It's all about cheese

It's all about cheese

Thursday, July 22, 2010

Other easy cheeses

Quark, aka curd cheese, aka fromage frais is a type of cream cheese that tastes nothing like the cream cheese named after a city and manufactured by those who like to mess with your foods. It is one of the most popular cheeses in Germany for baked cheesecake but is also tasty on a slice of bread and covered with jam. Many like it as a dessert mixed with fruit, and others prefer it with some fresh herbs on bread for dinner. It's delicious when served plain with boiled potatoes and a green salad, too.

If you have access to raw milk, use the following recipe:

1 gallon of raw milk, divided into two equal parts

Refrigerate one half of the milk; you'll need it tomorrow. Pour the other half of the milk into a flat dish and keep in a warm place (76-80F) overnight. The milk should have a much thicker consistency now. If it doesn't, add 4-5 drops of lemon juice, stir, and wait another 3-4 hours.

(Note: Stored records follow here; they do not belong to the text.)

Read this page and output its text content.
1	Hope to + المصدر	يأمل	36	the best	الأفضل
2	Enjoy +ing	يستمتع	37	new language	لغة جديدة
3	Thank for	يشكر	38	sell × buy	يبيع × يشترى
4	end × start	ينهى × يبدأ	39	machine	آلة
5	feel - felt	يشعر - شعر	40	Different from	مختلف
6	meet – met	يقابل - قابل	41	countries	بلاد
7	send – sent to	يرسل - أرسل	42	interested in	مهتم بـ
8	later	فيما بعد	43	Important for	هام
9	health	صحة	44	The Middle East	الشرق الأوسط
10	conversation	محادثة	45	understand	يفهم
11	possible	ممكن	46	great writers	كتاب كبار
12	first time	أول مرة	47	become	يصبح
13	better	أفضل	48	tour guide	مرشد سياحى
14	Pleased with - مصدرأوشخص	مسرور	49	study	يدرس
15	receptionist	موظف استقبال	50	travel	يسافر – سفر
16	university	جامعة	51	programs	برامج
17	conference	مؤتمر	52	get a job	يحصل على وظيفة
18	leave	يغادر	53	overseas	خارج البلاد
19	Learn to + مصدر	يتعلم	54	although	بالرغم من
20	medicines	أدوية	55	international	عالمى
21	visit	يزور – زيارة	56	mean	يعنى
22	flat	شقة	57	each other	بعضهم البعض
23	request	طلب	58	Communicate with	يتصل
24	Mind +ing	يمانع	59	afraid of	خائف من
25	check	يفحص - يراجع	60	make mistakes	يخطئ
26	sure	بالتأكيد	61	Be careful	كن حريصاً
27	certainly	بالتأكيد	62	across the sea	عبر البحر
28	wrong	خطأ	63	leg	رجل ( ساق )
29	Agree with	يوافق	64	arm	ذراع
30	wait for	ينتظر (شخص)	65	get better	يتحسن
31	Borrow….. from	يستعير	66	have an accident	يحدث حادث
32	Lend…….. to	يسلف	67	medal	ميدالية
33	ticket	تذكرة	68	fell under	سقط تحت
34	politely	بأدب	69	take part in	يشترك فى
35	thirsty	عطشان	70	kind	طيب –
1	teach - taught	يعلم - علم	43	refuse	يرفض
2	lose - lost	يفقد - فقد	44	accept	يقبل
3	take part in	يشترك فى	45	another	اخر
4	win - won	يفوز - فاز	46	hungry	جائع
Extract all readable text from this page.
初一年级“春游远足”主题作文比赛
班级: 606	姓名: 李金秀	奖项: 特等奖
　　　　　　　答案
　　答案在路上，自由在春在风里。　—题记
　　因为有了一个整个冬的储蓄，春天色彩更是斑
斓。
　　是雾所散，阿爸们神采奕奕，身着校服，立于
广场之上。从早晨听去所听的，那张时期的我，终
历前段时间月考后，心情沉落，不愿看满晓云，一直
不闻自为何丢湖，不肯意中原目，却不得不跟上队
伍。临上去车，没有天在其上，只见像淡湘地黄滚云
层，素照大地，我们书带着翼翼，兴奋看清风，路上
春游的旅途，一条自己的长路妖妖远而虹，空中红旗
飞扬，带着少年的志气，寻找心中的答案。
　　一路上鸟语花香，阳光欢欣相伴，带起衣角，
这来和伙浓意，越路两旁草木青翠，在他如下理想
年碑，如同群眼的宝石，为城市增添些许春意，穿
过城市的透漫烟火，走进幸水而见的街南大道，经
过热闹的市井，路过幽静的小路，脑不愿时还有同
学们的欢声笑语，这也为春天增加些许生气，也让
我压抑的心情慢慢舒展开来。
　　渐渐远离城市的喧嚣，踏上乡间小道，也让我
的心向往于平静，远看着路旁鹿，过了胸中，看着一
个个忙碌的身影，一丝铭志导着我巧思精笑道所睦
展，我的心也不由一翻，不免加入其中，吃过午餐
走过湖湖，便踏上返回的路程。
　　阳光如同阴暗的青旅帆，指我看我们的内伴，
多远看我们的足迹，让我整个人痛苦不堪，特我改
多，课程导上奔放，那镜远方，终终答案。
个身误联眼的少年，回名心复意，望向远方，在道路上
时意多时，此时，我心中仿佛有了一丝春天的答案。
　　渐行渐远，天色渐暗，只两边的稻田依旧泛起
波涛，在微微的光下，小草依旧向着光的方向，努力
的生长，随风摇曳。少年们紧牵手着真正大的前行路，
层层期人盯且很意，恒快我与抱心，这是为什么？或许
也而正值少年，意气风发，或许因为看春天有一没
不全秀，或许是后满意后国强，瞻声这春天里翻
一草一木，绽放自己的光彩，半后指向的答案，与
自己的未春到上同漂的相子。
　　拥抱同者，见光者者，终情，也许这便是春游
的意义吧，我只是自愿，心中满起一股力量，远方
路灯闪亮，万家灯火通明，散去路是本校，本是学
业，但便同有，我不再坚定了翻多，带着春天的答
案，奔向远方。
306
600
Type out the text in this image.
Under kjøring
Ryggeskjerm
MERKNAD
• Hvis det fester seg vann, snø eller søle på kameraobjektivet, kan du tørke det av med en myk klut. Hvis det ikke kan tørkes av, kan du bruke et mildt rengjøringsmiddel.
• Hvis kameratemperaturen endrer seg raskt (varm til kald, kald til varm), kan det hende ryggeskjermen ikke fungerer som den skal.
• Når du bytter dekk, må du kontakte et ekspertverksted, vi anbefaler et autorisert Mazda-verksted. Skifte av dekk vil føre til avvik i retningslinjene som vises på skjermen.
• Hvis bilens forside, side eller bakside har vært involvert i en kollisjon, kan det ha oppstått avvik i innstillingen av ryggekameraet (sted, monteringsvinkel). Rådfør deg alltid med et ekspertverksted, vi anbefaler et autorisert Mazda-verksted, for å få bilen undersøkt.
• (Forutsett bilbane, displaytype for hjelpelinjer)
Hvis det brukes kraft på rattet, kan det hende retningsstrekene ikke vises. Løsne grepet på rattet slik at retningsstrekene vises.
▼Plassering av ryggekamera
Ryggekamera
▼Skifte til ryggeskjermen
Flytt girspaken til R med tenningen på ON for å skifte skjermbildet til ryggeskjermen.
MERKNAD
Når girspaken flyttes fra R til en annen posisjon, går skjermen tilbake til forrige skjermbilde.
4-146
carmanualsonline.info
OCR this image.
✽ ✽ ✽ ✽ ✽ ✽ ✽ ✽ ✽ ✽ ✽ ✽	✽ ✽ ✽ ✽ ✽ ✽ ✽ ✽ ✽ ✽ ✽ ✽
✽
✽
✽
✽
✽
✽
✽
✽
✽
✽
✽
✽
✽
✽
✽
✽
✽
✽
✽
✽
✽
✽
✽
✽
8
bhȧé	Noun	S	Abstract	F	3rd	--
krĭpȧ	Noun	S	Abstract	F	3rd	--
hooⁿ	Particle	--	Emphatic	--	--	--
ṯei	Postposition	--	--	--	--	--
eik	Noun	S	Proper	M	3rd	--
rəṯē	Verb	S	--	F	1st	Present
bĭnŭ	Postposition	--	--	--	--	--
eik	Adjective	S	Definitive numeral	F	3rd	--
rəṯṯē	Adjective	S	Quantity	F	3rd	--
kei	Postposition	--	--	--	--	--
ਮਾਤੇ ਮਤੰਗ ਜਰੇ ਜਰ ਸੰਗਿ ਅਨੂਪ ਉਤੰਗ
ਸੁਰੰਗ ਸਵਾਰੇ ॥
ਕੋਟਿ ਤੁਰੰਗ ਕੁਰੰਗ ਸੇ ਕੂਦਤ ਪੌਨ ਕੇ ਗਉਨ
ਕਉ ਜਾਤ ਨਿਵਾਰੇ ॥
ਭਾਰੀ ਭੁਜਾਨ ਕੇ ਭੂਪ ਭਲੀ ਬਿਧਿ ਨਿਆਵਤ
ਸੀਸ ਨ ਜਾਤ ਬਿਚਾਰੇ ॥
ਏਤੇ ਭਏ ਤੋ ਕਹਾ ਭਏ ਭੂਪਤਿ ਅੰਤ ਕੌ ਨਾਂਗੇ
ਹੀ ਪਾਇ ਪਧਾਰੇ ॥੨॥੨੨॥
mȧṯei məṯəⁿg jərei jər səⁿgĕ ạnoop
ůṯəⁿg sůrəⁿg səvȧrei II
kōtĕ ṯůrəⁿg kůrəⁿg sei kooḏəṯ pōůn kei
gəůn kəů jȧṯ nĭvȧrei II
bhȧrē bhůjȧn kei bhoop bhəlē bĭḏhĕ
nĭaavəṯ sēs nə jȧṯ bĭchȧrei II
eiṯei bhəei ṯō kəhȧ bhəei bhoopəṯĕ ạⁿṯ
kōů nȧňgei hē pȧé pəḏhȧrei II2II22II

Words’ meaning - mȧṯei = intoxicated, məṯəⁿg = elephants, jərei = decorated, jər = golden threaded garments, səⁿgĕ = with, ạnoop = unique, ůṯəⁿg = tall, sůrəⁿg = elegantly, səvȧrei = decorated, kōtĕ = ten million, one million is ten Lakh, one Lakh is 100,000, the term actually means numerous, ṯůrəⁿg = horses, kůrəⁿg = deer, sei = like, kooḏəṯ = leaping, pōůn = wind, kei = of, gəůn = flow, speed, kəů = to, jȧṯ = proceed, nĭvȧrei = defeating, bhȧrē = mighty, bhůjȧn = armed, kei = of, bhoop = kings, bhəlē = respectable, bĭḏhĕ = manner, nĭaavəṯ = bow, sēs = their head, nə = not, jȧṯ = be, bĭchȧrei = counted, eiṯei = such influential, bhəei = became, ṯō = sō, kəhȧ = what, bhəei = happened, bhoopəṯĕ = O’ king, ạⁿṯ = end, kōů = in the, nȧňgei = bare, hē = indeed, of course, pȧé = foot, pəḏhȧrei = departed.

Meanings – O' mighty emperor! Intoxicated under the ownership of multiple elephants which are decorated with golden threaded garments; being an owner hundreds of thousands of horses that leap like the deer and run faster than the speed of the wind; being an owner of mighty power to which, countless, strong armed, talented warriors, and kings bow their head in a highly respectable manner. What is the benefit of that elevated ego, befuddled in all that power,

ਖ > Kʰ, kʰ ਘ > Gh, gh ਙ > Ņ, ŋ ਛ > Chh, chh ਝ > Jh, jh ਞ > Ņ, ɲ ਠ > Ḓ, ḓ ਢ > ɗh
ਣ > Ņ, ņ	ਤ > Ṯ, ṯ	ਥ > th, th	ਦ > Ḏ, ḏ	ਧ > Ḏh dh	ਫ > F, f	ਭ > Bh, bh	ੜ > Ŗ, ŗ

Pour this thickened milk into a large pot and add the milk from the fridge. Keep in a warm water bath in the sink until the mixture heats up to about 95 degrees. If it's a couple of degrees warmer, it won't matter, but make sure it doesn't heat up much more than 95F, or else you'll end up with a cheese that's good for cooking only. Keep it at this temperature for half an hour to an hour, after which time you'll notice the whey separating from the curds if you carefully stab it with a knife. Let it rest for another 10 minutes, then pour the mixture into a sieve/colander lined with cheesecloth over a pot. That way, you can use the whey, which is quite nutritious. You can boil your pasta in whey, for example, or make bread and replace the water called for in the recipe with whey. Or cool it, then add a spoonful of honey and the juice of a lemon to have a refreshing drink.

Once the whey stops running, hang your cheese in the cheesecloth for about 3-4 hours from a hook or from the tap. Then it's ready to eat.

If you don't have access to raw milk, use this recipe:

1/2 gallon of milk
1 quart buttermilk
1 quart kefir

Mix all ingredients in a large pot, put in water bath and heat to 95F. Proceed the same way as with raw milk.


1 quart whipping cream or heavy cream
1/4 teaspoon citric acid (any Indian grocery store should have it if you don't want to order online)

Heat cream to 165F. Heat it slowly or else it'll scorch. Dissolve the citric acid in 1/4 cup of warm water. Add to cream (it'll separate now into curds and whey) and stir for 10 minutes. Pour into cheesecloth-lined colander. Hang it for a couple of hours.


Yogurt is very easy to make at home. All you need is a small tub of Greek yogurt (or any proper yogurt, the ingredients of which should be nothing but milk and cultures; if it contains pectin or gelatin or even inedible items such as HFCS, it isn't yogurt.) and a quart of milk. Mix the yogurt with the milk, then keep at about 75F for 6-12 hours. A yogurt maker is handy for this, but by no means essential. If the day's high temperature is above 75f, keep it on your balcony for a few hours, just make sure it's well covered. Likewise, if the night's low is 75F, put it on the balcony or outside the door at night, and when you wake up you'll have yogurt. If you live in a cold climate, set your oven to 75F (if it's 5 degrees more, it really doesn't matter) to provide the ideal temperature.

Stretching your store-bought sour cream works in the same way, except use half and half instead of milk.


No matter the spelling, this is a Middle Eastern soft cheese with a creamy texture. It's typically served with olive oil and fresh herbs mixed in.

1 quart fresh yogurt
1/2 teaspoon good quality salt (at the very least, use unrefined sea salt; unrefined rock salt is less polluted, and pink Himalaya salt gives you the benefit of containing all minerals and trace elements found in human blood)
extra-virgin olive oil to taste (start off with about a tablespoon, then add as needed)

Mix the yogurt with salt, then pour into a cheesecloth-lined colander. Leave for an hour or so, then hang the cheesecloth from a hook so the yogurt loses more whey. After 12-24 hours, it'll have the consistency of a creamy cheese. Add olive oil and herbs of your choice. Or form into small balls and store in jars fully covered in olive oil. When stored that way, it'll keep for weeks at room temperature.